How to Make Data-Driven Marketing Decisions
Making marketing decisions based on objective data analysis, rather than emotions or hunches, is critical but difficult. Human nature lends itself to all kinds of biases that can skew our decision making. Here are tips for overcoming those biases and truly making data-driven marketing choices:
Become a "Truth Warrior"
The first step is cultivating an active commitment to seeking the objective truth in your marketing data, even if it contradicts your intuitions or emotions. This means consciously trying to remove your own biases and analyzing the data from a neutral, open-minded perspective. Marketing analytics will often reveal unexpected truths that you need to accept and work with.
Look at Long-Term Trends
Don’t put too much weight on very recent ups and downs in your marketing metrics. The recency bias causes us to over-index on the latest results. For most marketing initiatives, you need to evaluate performance over larger time periods to smooth out normal fluctuations. Month-over-month and quarter-over-quarter trends typically provide a more accurate picture compared to week-by-week.
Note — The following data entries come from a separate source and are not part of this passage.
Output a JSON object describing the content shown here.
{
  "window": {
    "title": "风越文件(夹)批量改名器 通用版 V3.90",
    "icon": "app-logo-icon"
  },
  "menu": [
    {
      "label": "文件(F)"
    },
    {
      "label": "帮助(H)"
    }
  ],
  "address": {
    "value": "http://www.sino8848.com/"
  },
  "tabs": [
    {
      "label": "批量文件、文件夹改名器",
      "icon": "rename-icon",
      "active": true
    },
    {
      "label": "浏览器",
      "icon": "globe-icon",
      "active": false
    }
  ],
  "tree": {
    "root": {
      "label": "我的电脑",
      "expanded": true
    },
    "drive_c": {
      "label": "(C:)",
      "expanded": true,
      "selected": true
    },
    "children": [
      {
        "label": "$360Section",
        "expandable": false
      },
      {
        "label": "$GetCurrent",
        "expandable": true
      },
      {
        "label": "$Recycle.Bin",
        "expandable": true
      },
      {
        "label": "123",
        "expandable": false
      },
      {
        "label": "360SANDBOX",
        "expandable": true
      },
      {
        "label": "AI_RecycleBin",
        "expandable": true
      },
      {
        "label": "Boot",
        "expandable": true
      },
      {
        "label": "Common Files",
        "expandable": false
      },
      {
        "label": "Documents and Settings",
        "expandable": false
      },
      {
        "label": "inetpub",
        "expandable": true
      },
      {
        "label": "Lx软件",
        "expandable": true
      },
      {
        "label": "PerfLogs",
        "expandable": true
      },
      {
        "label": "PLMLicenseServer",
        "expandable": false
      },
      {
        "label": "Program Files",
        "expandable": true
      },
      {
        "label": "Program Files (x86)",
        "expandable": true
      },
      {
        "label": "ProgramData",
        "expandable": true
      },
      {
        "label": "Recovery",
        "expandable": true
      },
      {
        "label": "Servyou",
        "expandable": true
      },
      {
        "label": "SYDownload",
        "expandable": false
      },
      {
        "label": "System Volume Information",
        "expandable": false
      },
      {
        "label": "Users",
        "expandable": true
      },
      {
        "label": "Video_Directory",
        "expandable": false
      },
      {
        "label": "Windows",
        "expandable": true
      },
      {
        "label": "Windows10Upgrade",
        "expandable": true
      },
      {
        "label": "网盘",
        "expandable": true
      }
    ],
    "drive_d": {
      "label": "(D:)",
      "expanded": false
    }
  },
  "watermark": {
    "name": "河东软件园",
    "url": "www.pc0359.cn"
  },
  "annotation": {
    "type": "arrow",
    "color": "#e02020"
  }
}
Apply Statistical Significance Testing
Rather than just eyeballing marketing results to determine if changes seem meaningful, use proper statistical techniques. Tests like t-tests, ANOVA, regression, and more allow you to quantify the probability that metric differences are actually due to significant changes in performance rather than normal statistical variation. This prevents you from overreacting to random fluctuations.
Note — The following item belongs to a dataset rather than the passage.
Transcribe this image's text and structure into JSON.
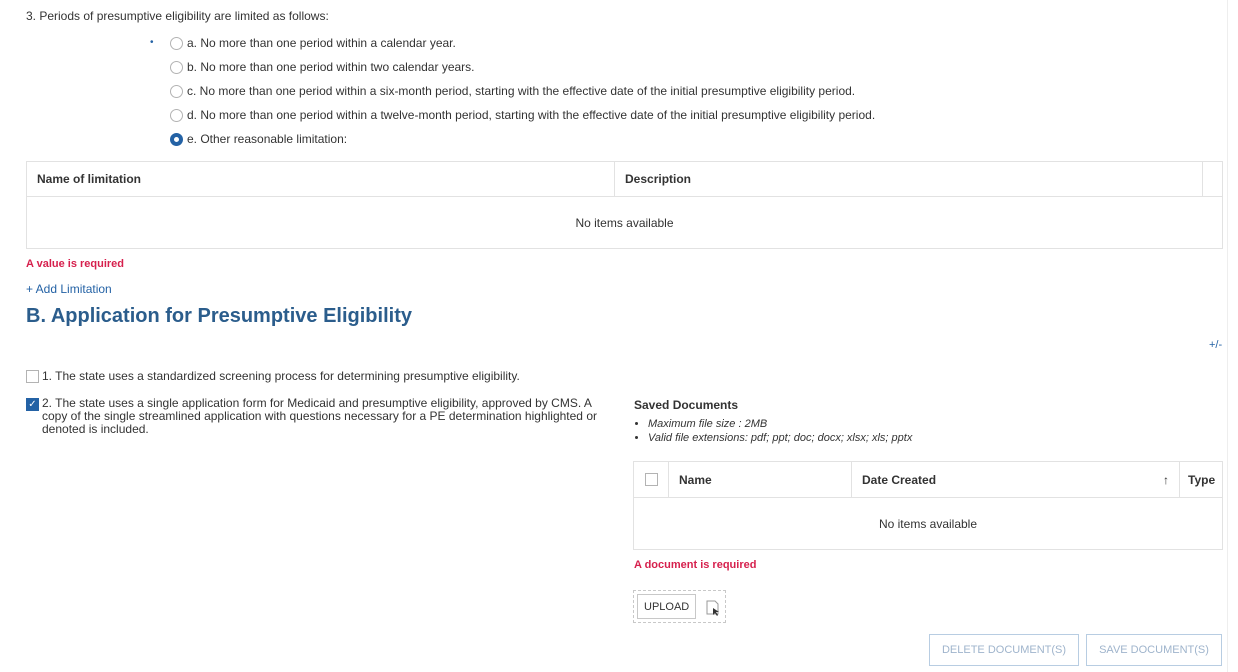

Question Narratives Around Result Changes
When marketing results shift, we naturally want to explain why through constructing narratives. For example, if leads from Facebook ads decrease, you might hypothesize it’s due to recent News Feed algorithm changes. Be very cautious about such narratives unless you have rigorous analytical proof to back them up. Keep questioning your presumed causes and dig deeper into the data.
Avoid Reactionary Changes
Related to the point above, when marketing results dip, avoid the temptation to immediately overhaul strategies or replace partners. The confirmation bias leads us to seize on temporary downs as proof of our existing suspicions. But statistically speaking, it’s unlikely a real change in underlying performance versus normal fluctuations. Wait to see sustained evidence over long time periods before making reactionary decisions.
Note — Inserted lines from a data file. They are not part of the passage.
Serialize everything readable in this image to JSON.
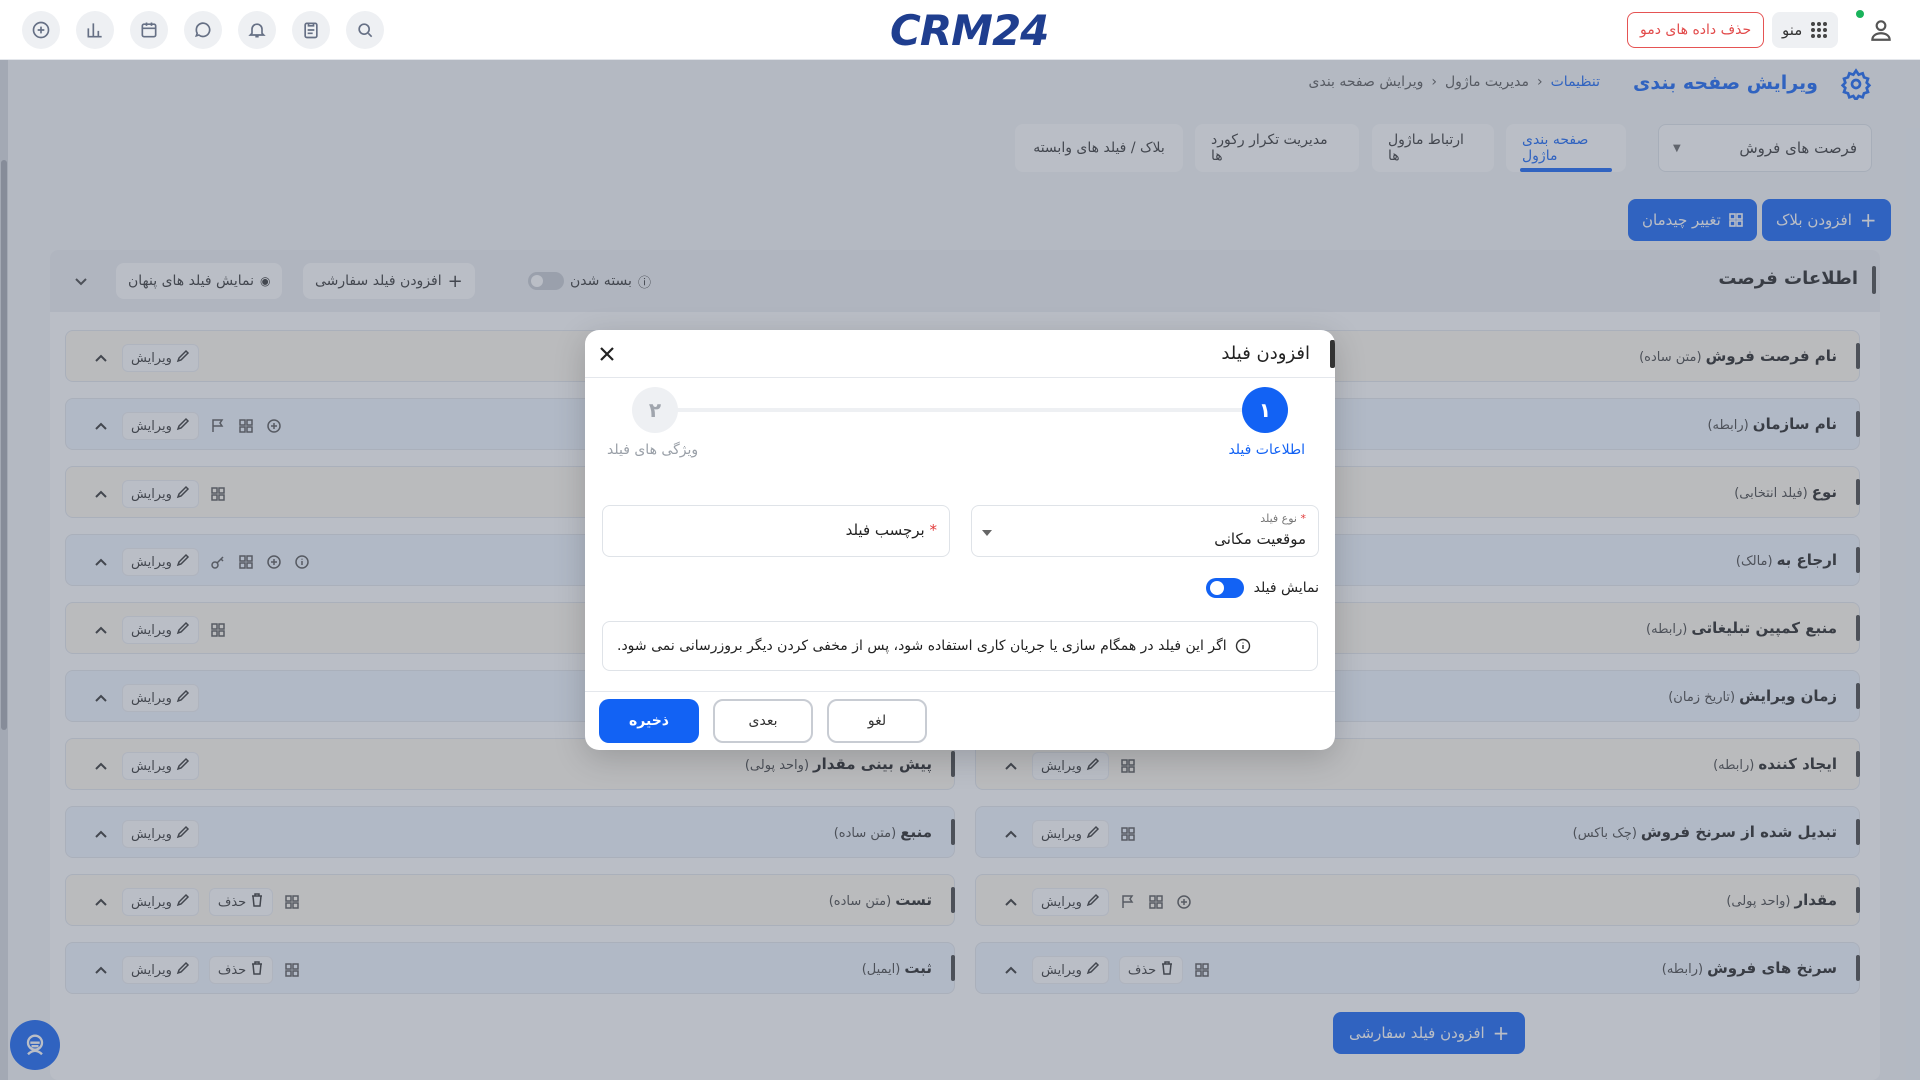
{
  "topbar": {
    "logo": "CRM24",
    "menu_label": "منو",
    "delete_demo_label": "حذف داده های دمو",
    "icons": [
      "plus-circle-icon",
      "chart-icon",
      "calendar-icon",
      "chat-icon",
      "bell-icon",
      "clipboard-icon",
      "search-icon"
    ]
  },
  "header": {
    "title": "ویرایش صفحه بندی",
    "breadcrumb": [
      "تنظیمات",
      "مدیریت ماژول",
      "ویرایش صفحه بندی"
    ]
  },
  "module_select": "فرصت های فروش",
  "tabs": [
    {
      "label": "صفحه بندی ماژول",
      "active": true
    },
    {
      "label": "ارتباط ماژول ها"
    },
    {
      "label": "مدیریت تکرار رکورد ها"
    },
    {
      "label": "بلاک / فیلد های وابسته"
    }
  ],
  "actions": {
    "add_block": "افزودن بلاک",
    "change_layout": "تغییر چیدمان"
  },
  "section": {
    "title": "اطلاعات فرصت",
    "collapse_label": "بسته شدن",
    "add_custom_field": "افزودن فیلد سفارشی",
    "show_hidden": "نمایش فیلد های پنهان"
  },
  "edit_label": "ویرایش",
  "delete_label": "حذف",
  "right_fields": [
    {
      "name": "نام فرصت فروش",
      "type": "(متن ساده)"
    },
    {
      "name": "نام سازمان",
      "type": "(رابطه)"
    },
    {
      "name": "نوع",
      "type": "(فیلد انتخابی)"
    },
    {
      "name": "ارجاع به",
      "type": "(مالک)"
    },
    {
      "name": "منبع کمپین تبلیغاتی",
      "type": "(رابطه)"
    },
    {
      "name": "زمان ویرایش",
      "type": "(تاریخ زمان)"
    },
    {
      "name": "ایجاد کننده",
      "type": "(رابطه)"
    },
    {
      "name": "تبدیل شده از سرنخ فروش",
      "type": "(چک باکس)"
    },
    {
      "name": "مقدار",
      "type": "(واحد پولی)"
    },
    {
      "name": "سرنخ های فروش",
      "type": "(رابطه)"
    }
  ],
  "left_fields": [
    {
      "name": "پیش بینی مقدار",
      "type": "(واحد پولی)"
    },
    {
      "name": "منبع",
      "type": "(متن ساده)"
    },
    {
      "name": "تست",
      "type": "(متن ساده)"
    },
    {
      "name": "ثبت",
      "type": "(ایمیل)"
    }
  ],
  "bottom_add_custom": "افزودن فیلد سفارشی",
  "modal": {
    "title": "افزودن فیلد",
    "step1_number": "۱",
    "step1_label": "اطلاعات فیلد",
    "step2_number": "۲",
    "step2_label": "ویژگی های فیلد",
    "field_type_label": "نوع فیلد",
    "field_type_value": "موقعیت مکانی",
    "field_label_label": "برچسب فیلد",
    "required_mark": "*",
    "show_field_label": "نمایش فیلد",
    "show_field_on": true,
    "notice": "اگر این فیلد در همگام سازی یا جریان کاری استفاده شود، پس از مخفی کردن دیگر بروزرسانی نمی شود.",
    "cancel": "لغو",
    "next": "بعدی",
    "save": "ذخیره"
  },
  "colors": {
    "accent": "#1262f4",
    "danger": "#e24b4b"
  }
}
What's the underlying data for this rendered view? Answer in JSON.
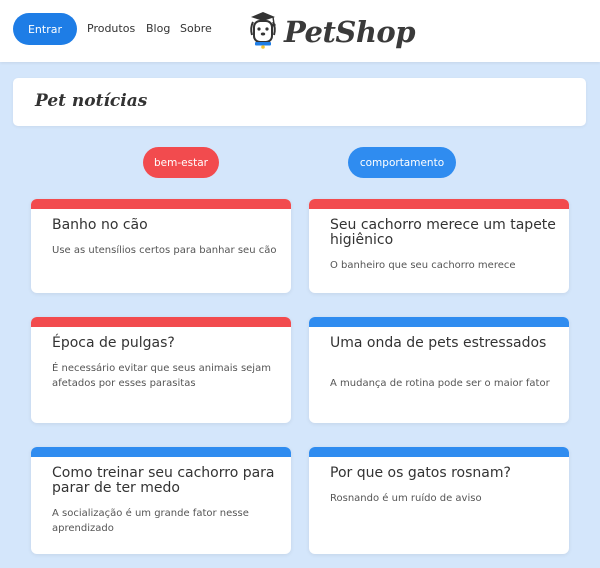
{
  "header": {
    "login_label": "Entrar",
    "nav": [
      "Produtos",
      "Blog",
      "Sobre"
    ],
    "logo_text": "PetShop",
    "logo_icon": "dog-mascot-icon"
  },
  "section": {
    "title": "Pet notícias"
  },
  "categories": [
    {
      "label": "bem-estar",
      "color": "#f24b4e"
    },
    {
      "label": "comportamento",
      "color": "#2f8cf0"
    }
  ],
  "colors": {
    "primary": "#1e7de6",
    "background": "#d4e6fb",
    "red": "#f24b4e",
    "blue": "#2f8cf0"
  },
  "articles": [
    {
      "title": "Banho no cão",
      "summary": "Use as utensílios certos para banhar seu cão",
      "category": "bem-estar"
    },
    {
      "title": "Seu cachorro merece um tapete higiênico",
      "summary": "O banheiro que seu cachorro merece",
      "category": "bem-estar"
    },
    {
      "title": "Época de pulgas?",
      "summary": "É necessário evitar que seus animais sejam afetados por esses parasitas",
      "category": "bem-estar"
    },
    {
      "title": "Uma onda de pets estressados",
      "summary": "A mudança de rotina pode ser o maior fator",
      "category": "comportamento"
    },
    {
      "title": "Como treinar seu cachorro para parar de ter medo",
      "summary": "A socialização é um grande fator nesse aprendizado",
      "category": "comportamento"
    },
    {
      "title": "Por que os gatos rosnam?",
      "summary": "Rosnando é um ruído de aviso",
      "category": "comportamento"
    }
  ]
}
Segment Data for Isolation
Marketing results often combine many complex factors. Try to break data down into more granular segments to isolate the true drivers behind changes. For example, view PPC results by ad group, ad copy, keyword, etc. rather than campaign level only. The more refinement, the better chance you have of narrowing down causal relationships.
Model Out Scenarios
Rather than relying on intuition, use data modeling to anticipate potential results for marketing changes before deploying them. For example, use historical performance metrics and regression analysis to forecast how a 10%, 25% or 50% increase in spending might impact lead volumes. Approaching decisions analytically vs. emotionally leads to better outcomes.
Making data-driven marketing decisions requires vigilance. With the right frameworks and discipline, you can overcome innate human biases and become a decision maker powered by objective data analysis rather than hunches.